Obit Hits and Errors
Quick. Think of one of the biggest and best things you’ve ever done.
Now, think of one of the biggest mistakes you’ve ever made?
Of the two, which one do you think is more likely to wind up in the first sentence of your eventual obituary? For your family’s sake I hope it’s the former rather than the latter. But it probably will come down to how good your good was compared to how bad your bad was, at least as recalled by a journalist likely on deadline.
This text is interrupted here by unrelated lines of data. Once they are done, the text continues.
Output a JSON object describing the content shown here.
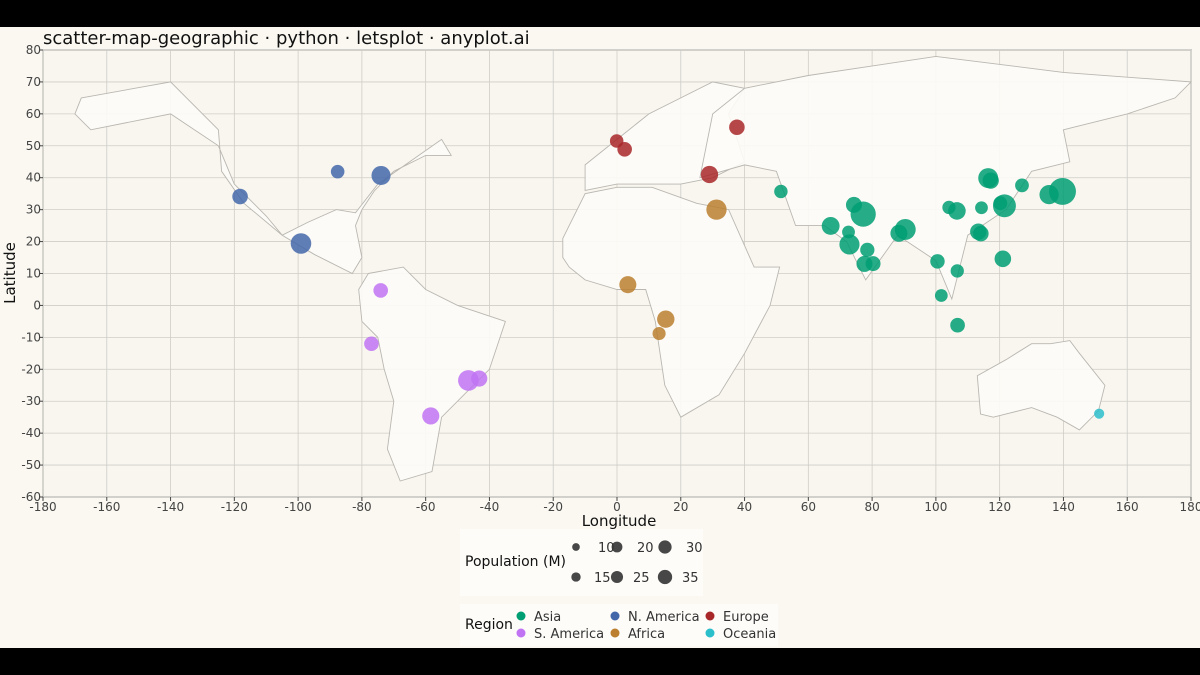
{
  "chart_data": {
    "type": "scatter",
    "title": "scatter-map-geographic · python · letsplot · anyplot.ai",
    "xlabel": "Longitude",
    "ylabel": "Latitude",
    "xlim": [
      -180,
      180
    ],
    "ylim": [
      -60,
      80
    ],
    "x_ticks": [
      -180,
      -160,
      -140,
      -120,
      -100,
      -80,
      -60,
      -40,
      -20,
      0,
      20,
      40,
      60,
      80,
      100,
      120,
      140,
      160,
      180
    ],
    "y_ticks": [
      -60,
      -50,
      -40,
      -30,
      -20,
      -10,
      0,
      10,
      20,
      30,
      40,
      50,
      60,
      70,
      80
    ],
    "grid": true,
    "background_map": "simplified continent outlines",
    "colors": {
      "Asia": "#009e73",
      "N. America": "#4467aa",
      "Europe": "#a82729",
      "S. America": "#c073f2",
      "Africa": "#bb7f2f",
      "Oceania": "#2bbecb"
    },
    "legend_size": {
      "title": "Population (M)",
      "values": [
        10,
        20,
        30,
        15,
        25,
        35
      ]
    },
    "legend_region": {
      "title": "Region",
      "entries": [
        "Asia",
        "N. America",
        "Europe",
        "S. America",
        "Africa",
        "Oceania"
      ]
    },
    "points": [
      {
        "region": "N. America",
        "lon": -118.2,
        "lat": 34.1,
        "pop": 12.5
      },
      {
        "region": "N. America",
        "lon": -99.1,
        "lat": 19.4,
        "pop": 21.8
      },
      {
        "region": "N. America",
        "lon": -87.6,
        "lat": 41.9,
        "pop": 9.5
      },
      {
        "region": "N. America",
        "lon": -74.0,
        "lat": 40.7,
        "pop": 18.8
      },
      {
        "region": "S. America",
        "lon": -74.1,
        "lat": 4.7,
        "pop": 11.0
      },
      {
        "region": "S. America",
        "lon": -77.0,
        "lat": -12.0,
        "pop": 11.0
      },
      {
        "region": "S. America",
        "lon": -46.6,
        "lat": -23.5,
        "pop": 22.0
      },
      {
        "region": "S. America",
        "lon": -43.2,
        "lat": -22.9,
        "pop": 13.5
      },
      {
        "region": "S. America",
        "lon": -58.4,
        "lat": -34.6,
        "pop": 15.2
      },
      {
        "region": "Europe",
        "lon": -0.1,
        "lat": 51.5,
        "pop": 9.5
      },
      {
        "region": "Europe",
        "lon": 2.4,
        "lat": 48.9,
        "pop": 11.0
      },
      {
        "region": "Europe",
        "lon": 37.6,
        "lat": 55.8,
        "pop": 12.5
      },
      {
        "region": "Europe",
        "lon": 29.0,
        "lat": 41.0,
        "pop": 15.5
      },
      {
        "region": "Africa",
        "lon": 31.2,
        "lat": 30.0,
        "pop": 21.3
      },
      {
        "region": "Africa",
        "lon": 3.4,
        "lat": 6.5,
        "pop": 15.0
      },
      {
        "region": "Africa",
        "lon": 15.3,
        "lat": -4.3,
        "pop": 15.6
      },
      {
        "region": "Africa",
        "lon": 13.2,
        "lat": -8.8,
        "pop": 8.9
      },
      {
        "region": "Asia",
        "lon": 51.4,
        "lat": 35.7,
        "pop": 9.3
      },
      {
        "region": "Asia",
        "lon": 67.0,
        "lat": 24.9,
        "pop": 16.5
      },
      {
        "region": "Asia",
        "lon": 74.3,
        "lat": 31.5,
        "pop": 13.1
      },
      {
        "region": "Asia",
        "lon": 77.2,
        "lat": 28.6,
        "pop": 32.9
      },
      {
        "region": "Asia",
        "lon": 72.9,
        "lat": 19.1,
        "pop": 20.9
      },
      {
        "region": "Asia",
        "lon": 72.6,
        "lat": 23.0,
        "pop": 8.5
      },
      {
        "region": "Asia",
        "lon": 78.5,
        "lat": 17.4,
        "pop": 10.5
      },
      {
        "region": "Asia",
        "lon": 77.6,
        "lat": 13.0,
        "pop": 13.2
      },
      {
        "region": "Asia",
        "lon": 80.3,
        "lat": 13.1,
        "pop": 11.5
      },
      {
        "region": "Asia",
        "lon": 88.4,
        "lat": 22.6,
        "pop": 14.9
      },
      {
        "region": "Asia",
        "lon": 90.4,
        "lat": 23.8,
        "pop": 22.5
      },
      {
        "region": "Asia",
        "lon": 100.5,
        "lat": 13.8,
        "pop": 10.7
      },
      {
        "region": "Asia",
        "lon": 106.7,
        "lat": 10.8,
        "pop": 9.1
      },
      {
        "region": "Asia",
        "lon": 101.7,
        "lat": 3.1,
        "pop": 8.4
      },
      {
        "region": "Asia",
        "lon": 106.8,
        "lat": -6.2,
        "pop": 11.1
      },
      {
        "region": "Asia",
        "lon": 104.1,
        "lat": 30.7,
        "pop": 9.1
      },
      {
        "region": "Asia",
        "lon": 106.6,
        "lat": 29.6,
        "pop": 15.9
      },
      {
        "region": "Asia",
        "lon": 113.3,
        "lat": 23.1,
        "pop": 13.9
      },
      {
        "region": "Asia",
        "lon": 114.1,
        "lat": 22.5,
        "pop": 12.5
      },
      {
        "region": "Asia",
        "lon": 114.3,
        "lat": 30.6,
        "pop": 8.4
      },
      {
        "region": "Asia",
        "lon": 116.4,
        "lat": 39.9,
        "pop": 20.5
      },
      {
        "region": "Asia",
        "lon": 117.2,
        "lat": 39.1,
        "pop": 13.6
      },
      {
        "region": "Asia",
        "lon": 121.5,
        "lat": 31.2,
        "pop": 27.1
      },
      {
        "region": "Asia",
        "lon": 120.2,
        "lat": 32.0,
        "pop": 10.0
      },
      {
        "region": "Asia",
        "lon": 121.0,
        "lat": 14.6,
        "pop": 14.2
      },
      {
        "region": "Asia",
        "lon": 127.0,
        "lat": 37.6,
        "pop": 9.8
      },
      {
        "region": "Asia",
        "lon": 135.5,
        "lat": 34.7,
        "pop": 19.1
      },
      {
        "region": "Asia",
        "lon": 139.7,
        "lat": 35.7,
        "pop": 37.4
      },
      {
        "region": "Oceania",
        "lon": 151.2,
        "lat": -33.9,
        "pop": 5.3
      }
    ]
  }
}
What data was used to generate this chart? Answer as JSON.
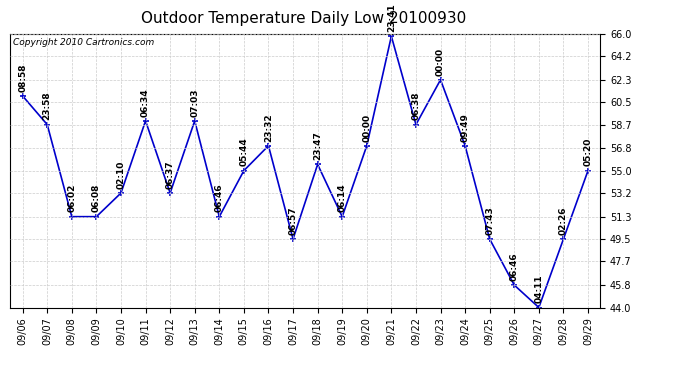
{
  "title": "Outdoor Temperature Daily Low 20100930",
  "copyright": "Copyright 2010 Cartronics.com",
  "line_color": "#0000cc",
  "marker_color": "#0000cc",
  "background_color": "#ffffff",
  "grid_color": "#cccccc",
  "dates": [
    "09/06",
    "09/07",
    "09/08",
    "09/09",
    "09/10",
    "09/11",
    "09/12",
    "09/13",
    "09/14",
    "09/15",
    "09/16",
    "09/17",
    "09/18",
    "09/19",
    "09/20",
    "09/21",
    "09/22",
    "09/23",
    "09/24",
    "09/25",
    "09/26",
    "09/27",
    "09/28",
    "09/29"
  ],
  "values": [
    61.0,
    58.7,
    51.3,
    51.3,
    53.2,
    59.0,
    53.2,
    59.0,
    51.3,
    55.0,
    57.0,
    49.5,
    55.5,
    51.3,
    57.0,
    65.8,
    58.7,
    62.3,
    57.0,
    49.5,
    45.8,
    44.0,
    49.5,
    55.0
  ],
  "time_labels": [
    "08:58",
    "23:58",
    "06:02",
    "06:08",
    "02:10",
    "06:34",
    "06:37",
    "07:03",
    "06:46",
    "05:44",
    "23:32",
    "06:57",
    "23:47",
    "06:14",
    "00:00",
    "23:41",
    "06:38",
    "00:00",
    "09:49",
    "07:43",
    "06:46",
    "04:11",
    "02:26",
    "05:20"
  ],
  "ylim": [
    44.0,
    66.0
  ],
  "yticks": [
    44.0,
    45.8,
    47.7,
    49.5,
    51.3,
    53.2,
    55.0,
    56.8,
    58.7,
    60.5,
    62.3,
    64.2,
    66.0
  ],
  "title_fontsize": 11,
  "tick_fontsize": 7,
  "label_fontsize": 6.5,
  "copyright_fontsize": 6.5
}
Or maybe an editor will combine the two.
A tease on CNN’s website on Monday (May 27) read, “Bill Buckner, All-Star slugger best known for his ’86 World Series error, is dead at 69.” With the first sentence of the story itself announcing:
“Bill Buckner, an elite hitter for 22 seasons whose All-Star career was overshadowed by an infamous fielding error in the 1986 World Series, has died, according to Major League Baseball.” The cause was Lewy Body Dementia.
For good guys, of whom Buckner was one, my preference has always been to delay saying anything unpleasant until at least the second paragraph, as it’s more respectful. Though having said that, and as someone who used to write obits, I recognize that’s easier said than written, as copyeditors are rarely far away.
Still, it’s often an insulting shame, so I’m pleased the story has Buckner noting the long run of nastiness the media put him and his family through and how he learned to forgive it.
Having said that, and as someone whose baseball career was neither as long or distinguished as Buckner’s I personally have no objection if my eventual cable obituary reads:
“Mitch Pearlstein, whose high school coach once said his best pitch was a strike, died unexpectedly last weekend in a seizure of joy after the Twins’ record reached 20 games over 500.”